First, let’s examine the significance of the Iowa straw poll. The people who vote in early polls like this represent the radical fringes of the Republican party, and it should be remembered that these
polls are not at all indicative of a candidate’s actual performance in the primaries. For comparison’s sake, in 2007, John McCain placed tenth in this very same poll. However, the Iowa straw poll is useful in that it generates media attention and speculation, and therefore also generates valuable fundraising for the candidates who perform well.
In light of the relative triviality of this poll, some might find Pawlenty’s withdrawal from the race surprising, but in truth, this news was a long time coming. Pawlenty’s presidential campaign never
really got off the ground, and his candidacy was further hampered by the similarities he shared with Bachmann. Both candidates hail from Minnesota, are proud standard-bearers for the Tea Party, and have analogous platforms. Pawlenty’s name recognition nationwide pales in comparison to Bachmann, and once she declared her candidacy, Pawlenty never stood a chance.
What does Rick Perry’s official candidacy mean for the Republican field? Like Pawlenty’s withdrawal, Perry’s declaration of candidacy was a long time coming. The Texas governor has increasingly gained prominence on the national stage, most recently with his pro-death penalty stance and refusal to endorse the debt ceiling deal. In comparison to Romney, Perry is not afraid to mince his words, and his credibility as governor makes him Romney’s biggest threat.
Looking ahead to the final race, it’s clear that the economy will be the biggest (and potentially deciding) issue for most American voters. In that respect, Obama’s weakness is Perry’s biggest strength.
On the campaign trail, the Texas governor frequently cites his impressive record of job creation. Perry’s biggest weakness will be the inevitable comparisons to former Texas governor and President George W. Bush, but if he can overcome that in the months leading up to the Republican primary, Perry remains a strong contender.

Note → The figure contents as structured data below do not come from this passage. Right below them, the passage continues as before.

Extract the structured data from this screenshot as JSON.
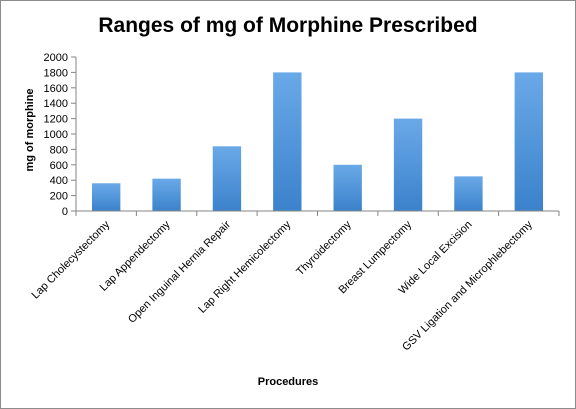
{
  "chart_data": {
    "type": "bar",
    "title": "Ranges of mg of Morphine Prescribed",
    "xlabel": "Procedures",
    "ylabel": "mg  of morphine",
    "categories": [
      "Lap Cholecystectomy",
      "Lap Appendectomy",
      "Open Inguinal Hernia Repair",
      "Lap Right Hemicolectomy",
      "Thyroidectomy",
      "Breast Lumpectomy",
      "Wide Local Excision",
      "GSV Ligation and Microphlebectomy"
    ],
    "values": [
      360,
      420,
      840,
      1800,
      600,
      1200,
      450,
      1800
    ],
    "ylim": [
      0,
      2000
    ],
    "yticks": [
      0,
      200,
      400,
      600,
      800,
      1000,
      1200,
      1400,
      1600,
      1800,
      2000
    ],
    "grid": false,
    "legend": "none",
    "bar_color": "#4a8fd4"
  }
}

Finally, let’s examine the field overall. Even if Newt Gingrich can withstand the turmoil within his own campaign, the damage has been done, and a Gingrich victory is a long shot. Ron Paul continues to be a perennial cult hero, but until he is taken seriously by the mainstream media, he will never become more than a Texas congressman. After the Iowa poll, Rick Santorum, Jon Huntsman, and Herman Cain are barely afterthoughts. It’s possible that these candidates could turn their campaigns around and become serious contenders, but at this point, that seems unlikely. In the meantime, the
Republican field has a top three: Mitt Romney, Michele Bachmann, and Rick Perry.